她安慰她父亲,这比安慰她自己还容易些。她说,尽管他来了以后,客人的数目肯定是九个,可是,他素来沉默寡言,不会多添多少噪音。事实上,她认为,他神情严肃,又不大愿意说话,让他坐在她对面,而不是他哥哥坐在她对面,这样替代是可悲的。

这件事对伍德豪斯先生比对爱玛更加有利。约翰·奈特利来了;可是威斯顿先生却出乎意料地被叫到城里去,那天只好缺席了。他有可能在晚上来,但是肯定不能来吃饭。伍德豪斯先生这就放下了心。见他这样,再加上两个小男孩来了,她的姐夫又怀着哲学家的镇静倾听他自己的命运,甚至连爱玛心头最大的烦恼也烟消云散了。

这一天来到了,客人也都准时到齐了。约翰·奈特利先生似乎很早就摆出一副和蔼可亲的样子。在等吃饭的时候,他没把他哥哥拉到窗口去,而是在跟菲尔费克斯小姐说话。埃尔顿太太尽花边和珠宝的可能把自己打扮得华美,他默默地瞅着她——只想看个够,让他可以回去讲给伊莎贝拉听——可是菲尔费克斯小姐却是个老相识,又是个文静的姑娘,他可以跟她谈谈。吃早饭以前,他带着他的两个小男孩出去散步,回来时碰到过她,那会儿天刚开始下雨。就这个话题说上几句客气的关心话还是很自然的,于是他说:

“我想你今天早上没走远吧,菲尔费克斯小姐,要不然,你一定让雨淋湿了。我们差点儿没来得及赶回家。我想你是立即就回家的吧。”

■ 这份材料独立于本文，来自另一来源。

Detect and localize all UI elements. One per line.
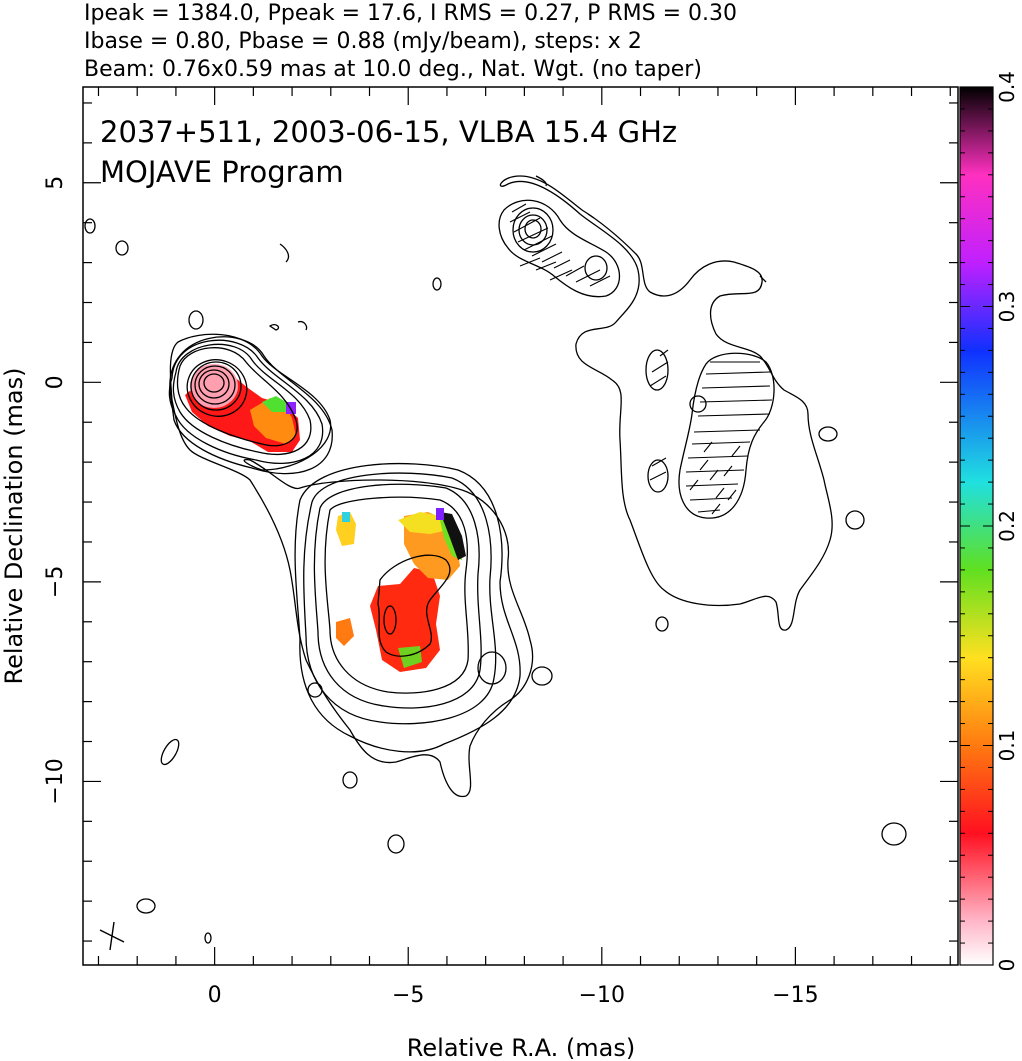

“我只去了邮局,”她说,“雨没下大我就到家啦。那是我每天必办的事。我在这儿的时候,总是由我去取信。这省掉了麻烦,而且又可以让我出去走走。吃早饭前散一会儿步对我有好处。”

“我想,在雨里散步并没什么好处。”

“那当然;可是我出去的时候根本没下雨。”

约翰·奈特利先生微微一笑,答道:

“那就是说,你是故意去散步的,因为,我有幸遇到你的时候,你离家还不到六码;亨利和约翰那会儿早已看到了雨点,而且雨点多得叫他们数都数不过来。在我们一生中的某个时期,邮局确实有很大的魅力。等你到了我这个年纪,你就会开始觉得,信是永远不值得冒雨去取的了。”

她脸上微微泛起一阵红晕,然后这样回答:

“我可不能指望有你那样的处境,亲人们都在身边,所以我想光是年老还不至于使我对信件漠不关心。”

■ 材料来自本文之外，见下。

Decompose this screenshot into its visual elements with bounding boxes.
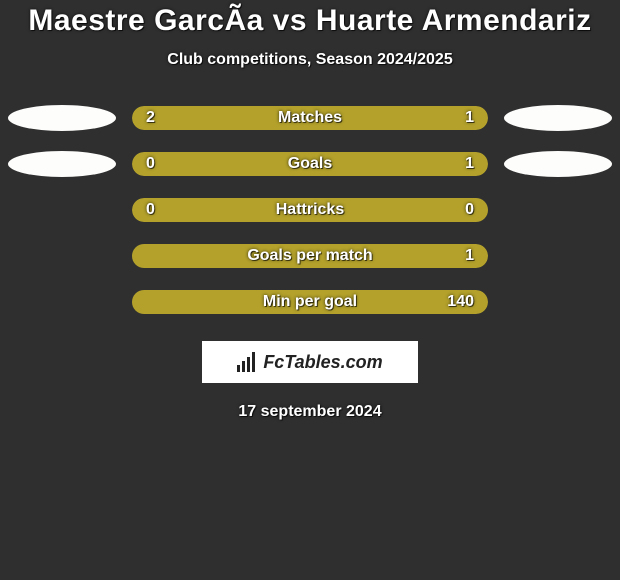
stat-row: Matches21 bbox=[8, 95, 612, 141]
stat-row: Hattricks00 bbox=[8, 187, 612, 233]
page-title: Maestre GarcÃ­a vs Huarte Armendariz bbox=[10, 4, 610, 37]
stat-row: Min per goal140 bbox=[8, 279, 612, 325]
bar-fill-left bbox=[132, 198, 488, 222]
left-oval bbox=[8, 105, 116, 131]
date: 17 september 2024 bbox=[0, 403, 620, 421]
right-oval bbox=[504, 105, 612, 131]
left-oval bbox=[8, 151, 116, 177]
stat-bar: Min per goal140 bbox=[132, 290, 488, 314]
bar-fill-right bbox=[369, 106, 488, 130]
stat-bar: Hattricks00 bbox=[132, 198, 488, 222]
bar-fill-left bbox=[132, 152, 185, 176]
right-oval bbox=[504, 151, 612, 177]
stats-container: Matches21 Goals01 Hattricks00 Goals per mat… bbox=[0, 95, 620, 325]
fctables-logo: FcTables.com bbox=[202, 341, 418, 383]
stat-bar: Goals per match1 bbox=[132, 244, 488, 268]
comparison-card: Maestre GarcÃ­a vs Huarte Armendariz Clu… bbox=[0, 0, 620, 580]
stat-row: Goals per match1 bbox=[8, 233, 612, 279]
bar-fill-right bbox=[185, 152, 488, 176]
stat-row: Goals01 bbox=[8, 141, 612, 187]
stat-bar: Goals01 bbox=[132, 152, 488, 176]
logo-text: FcTables.com bbox=[263, 352, 382, 373]
bar-fill-right bbox=[132, 290, 488, 314]
subtitle: Club competitions, Season 2024/2025 bbox=[0, 51, 620, 69]
bar-chart-icon bbox=[237, 352, 257, 372]
stat-bar: Matches21 bbox=[132, 106, 488, 130]
bar-fill-left bbox=[132, 106, 369, 130]
bar-fill-right bbox=[132, 244, 488, 268]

“漠不关心!啊,不——我从没想到过你会变得漠不关心。信件并不是漠不关心的事;而一般说来,真该受到诅咒。”

“你说的是业务上的信件吧;我说的可是表示友谊的信件。”

“我常常认为,两种信件当中,表示友谊的信件更不好,”他冷冷地回答。“你知道,业务上的还能挣点儿钱来,可是表示友谊的几乎却永远也挣不到。”

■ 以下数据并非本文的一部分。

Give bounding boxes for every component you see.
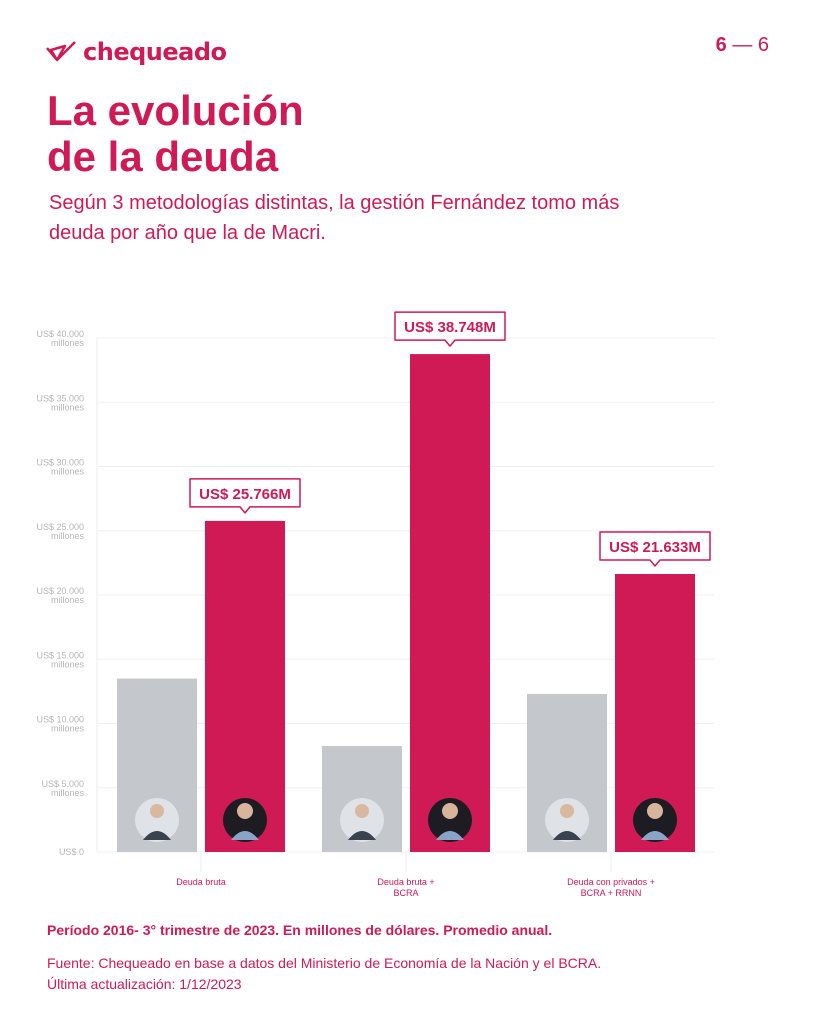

“啊!你这是在说笑话。约翰·奈特利先生为人我太了解了——我肯定,友谊之可贵,他是跟任何人一样地懂得的。信件对你,无足轻重,不像我看得那么重,这我不难相信;可是,所以有这个不同,并不是因为你比我大了十岁;不是年龄不同,而是处境不同。你最亲的亲人一向都在你身边,而我呢,却也许永远都不能跟亲人再在一起。所以说,除非我活到任何感情都没有了的那个年纪,否则的话,我想,即使在比今天更坏的天气里,邮局还是有力量把我吸引出去的。”

“我刚才说,随着时间的推移,年岁的增长,你会慢慢改变的,”约翰·奈特利说,“我意思是指时间往往会带来处境的改变。我想一个因素中就包含着另一个因素。一般说来,对于不是每天生活在同一个圈子里的人,时间是会使他们之间的感情淡漠下去,一般都是这样——可是,我所想的你的改变,并不是这个。作为一个老朋友,菲尔费克斯小姐,你总会允许我有这样的希望吧,那就是,十年以后,你也会跟我一样,同那么多亲人团聚在一块儿。”